Es una mano que se siente artista, pero sólo es débil. Es una mano que se siente intelectual, pero sólo es vaga. 

Este asuntillo nos asola desde hace años, te digo más, desde hace siglos, tal vez desde la primera fase de la revolución industrial, allá en el XVIII, cuando la manufactura viró y los muchachos pasaron de ser agrarios a ser otra cosa que aún no sabemos bien qué es. Ahí nos empezamos a despedir de la mano salvaje, de la mano resistente, ruda y ancha, de la mano vivida, a ratos callosa, que se presentaba en el mundo como una institución en sí misma, un poco a levantar lo que le echasen, a arrancar un tubérculo de cuajo o a arreglar una tubería o a elevar por la cintura a la mujer amada. Era la mano electora, la mano volitiva, la mano polifacética y sorprendente. 

Era la vieja mano del viejo hombre una garantía de resolución, de tino, de experiencia. Una mano capaz de mezclar la habilidad con el vigor. Una mano que no pedía perdón por existir. 

Tú sabías que esa mano era versátil, resolutiva, prometedora, y que aunque a veces pecase de tosca no renunciaba jamás a la ternura ni a discernir lo pequeño. Es más, esa mano dispuesta estaba diseñada para el sexo, para el abrazo, para el recogimiento, para el calor, para el recorrido epidérmico. Hablamos de una mano implicada. Una mano que cuando está, arrastra a toda la anatomía consigo. 

Esa antigua mano, ya en vías de extinción, te acariciaba la espalda y tú recordabas que no estabas totalmente sola en el mundo. Sabías que la humanidad era posible. 

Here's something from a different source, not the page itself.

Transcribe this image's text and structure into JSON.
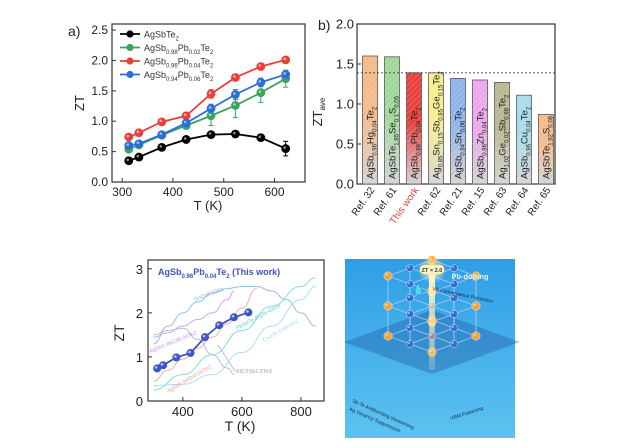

Tú cogías esa mano desde el otro lado de la mesa, en tu puesto de comensal, y te sentías agarrada a un tronco en un río furioso. Era una mano salvavidas. 

Esa mano arcaica nos lo dio todo y ahora, tres siglos después, hemos acabado en un Open con Timothée y su manurria blandengue medio tirada en nuestro hombro, como en su propio canto del cisne, a punto de pencar. 

No sé si es posible volver atrás, a la mano que guardaba el recuerdo de sus ancestros, los del jornalero y el sexo en el granero. Igual tampoco es eso. Igual es suficiente con una mano que sepa lo que quiere y vaya a por ello. Igual hay que desterrar la mano vanidosa, la mano de pedestal, y volver un ratito a la tierra. Al sudor. Al amor. A lo imperfecto. Igual hay que volver a coger al toro por los cuernos.